If it were me, I'd sit down with her and ask for her opinion. Let her know that you are interested in getting better kit for this hbby. Ask for advice. Let her know that you are really interested in the sport and point out the positives (fairly low upkeep costs for ammo, physical fitness, cardiovascular health, it's not meth / heroin / stripper-related). Make the process a partnership so that she feels like she has input into the process, rather than being excluded. Even if the suject bores her to tears, she'll appreciate that you wanted to spend time with her talking about it. Encourage her to join you at an event that has camping the night before, so she never wants to go with you again.
Ask for input about the finances. If buying a new gun will make thing difficult financially, see if she is willing to work with you to make a plan. Figure out what it would take to budget for the purchase. It may take a little longer to get it, but it will not damage your relationship nearly as much to wait a month or three as it would if you just ninja'd one. Trust is much more important to your relationship than a new toy is to your happiness. If it is a matter of money, see if she will agree to let you finance it out of woking overtime at your normal job, or if picking up something part-time is acceptable.
And if she just won't budge at all, and the finances aren't the problem, then I'd take a serious look at your relationship. Either there is something that she cannot wrap her head around about the sport, or she simply has other issues that are causing problems. Better to identify them and address them now, rather than let them fester for a few years, neh?

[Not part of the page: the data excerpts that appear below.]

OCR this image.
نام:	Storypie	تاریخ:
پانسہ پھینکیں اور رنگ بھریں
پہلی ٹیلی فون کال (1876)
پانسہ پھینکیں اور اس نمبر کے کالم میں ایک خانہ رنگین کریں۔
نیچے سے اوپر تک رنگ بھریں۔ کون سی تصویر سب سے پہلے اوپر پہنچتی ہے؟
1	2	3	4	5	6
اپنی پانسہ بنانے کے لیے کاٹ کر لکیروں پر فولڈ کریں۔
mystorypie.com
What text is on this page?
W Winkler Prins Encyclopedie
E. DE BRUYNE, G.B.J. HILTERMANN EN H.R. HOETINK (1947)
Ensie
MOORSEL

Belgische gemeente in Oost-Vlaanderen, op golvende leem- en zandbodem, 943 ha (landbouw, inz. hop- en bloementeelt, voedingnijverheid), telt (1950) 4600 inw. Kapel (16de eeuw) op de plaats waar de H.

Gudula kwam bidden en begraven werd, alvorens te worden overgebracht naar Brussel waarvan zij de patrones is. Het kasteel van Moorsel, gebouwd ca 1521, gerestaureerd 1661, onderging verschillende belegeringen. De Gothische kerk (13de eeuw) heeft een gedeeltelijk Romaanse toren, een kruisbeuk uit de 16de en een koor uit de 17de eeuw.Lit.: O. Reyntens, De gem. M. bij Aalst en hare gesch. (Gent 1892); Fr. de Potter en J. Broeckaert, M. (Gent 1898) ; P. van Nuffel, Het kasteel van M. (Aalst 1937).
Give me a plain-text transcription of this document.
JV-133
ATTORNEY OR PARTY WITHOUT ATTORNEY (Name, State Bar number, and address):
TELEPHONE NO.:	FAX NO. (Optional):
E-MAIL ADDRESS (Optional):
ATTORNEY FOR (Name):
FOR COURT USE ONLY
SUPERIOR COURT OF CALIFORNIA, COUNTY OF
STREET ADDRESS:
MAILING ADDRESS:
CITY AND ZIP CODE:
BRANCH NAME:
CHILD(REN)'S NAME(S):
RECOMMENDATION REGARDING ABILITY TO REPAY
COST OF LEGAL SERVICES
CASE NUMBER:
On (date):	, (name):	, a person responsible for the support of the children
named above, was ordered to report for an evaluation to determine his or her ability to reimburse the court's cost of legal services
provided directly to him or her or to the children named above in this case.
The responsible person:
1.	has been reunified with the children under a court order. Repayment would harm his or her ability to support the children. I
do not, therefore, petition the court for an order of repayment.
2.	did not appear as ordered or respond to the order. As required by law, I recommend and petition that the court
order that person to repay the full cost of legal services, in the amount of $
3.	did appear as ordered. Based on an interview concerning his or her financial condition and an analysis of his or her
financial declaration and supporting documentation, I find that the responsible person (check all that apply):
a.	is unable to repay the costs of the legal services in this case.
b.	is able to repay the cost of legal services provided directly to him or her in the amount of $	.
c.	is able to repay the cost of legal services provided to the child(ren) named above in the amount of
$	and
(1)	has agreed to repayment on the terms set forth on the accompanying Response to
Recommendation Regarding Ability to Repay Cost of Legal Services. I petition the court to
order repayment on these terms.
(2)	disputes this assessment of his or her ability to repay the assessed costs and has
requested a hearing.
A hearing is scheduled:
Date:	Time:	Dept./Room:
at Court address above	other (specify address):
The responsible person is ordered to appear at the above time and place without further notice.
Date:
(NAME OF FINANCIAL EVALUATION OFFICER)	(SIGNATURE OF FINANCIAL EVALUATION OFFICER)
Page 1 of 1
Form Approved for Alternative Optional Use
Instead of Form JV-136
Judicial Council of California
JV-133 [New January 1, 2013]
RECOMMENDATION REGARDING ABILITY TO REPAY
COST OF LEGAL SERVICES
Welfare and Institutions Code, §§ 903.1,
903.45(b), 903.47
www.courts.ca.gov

Wow, awesome answer. Have you ever considered a career as a marriage counselor? I hold Steve up as proof that not all men who airsoft are hairy chested neanderthals who beat clubs on the ground and drag their women around by their hair.
Of course from my (non-married) perspective, the girl I'm dating is into roller derby so it could be argued that she is a bit tougher than me. I consider her hobby to be expensive, dangerous and painful and she feels the same way about mine. Aren't relationships wonderful!
She understands about obsession. I don't piss her off by asking her why she really needs rollerskates with flames on them that cost four times as much as plain ones and she doesn't piss me off by asking why I need yet another fake firearm that shoots plastic bb's.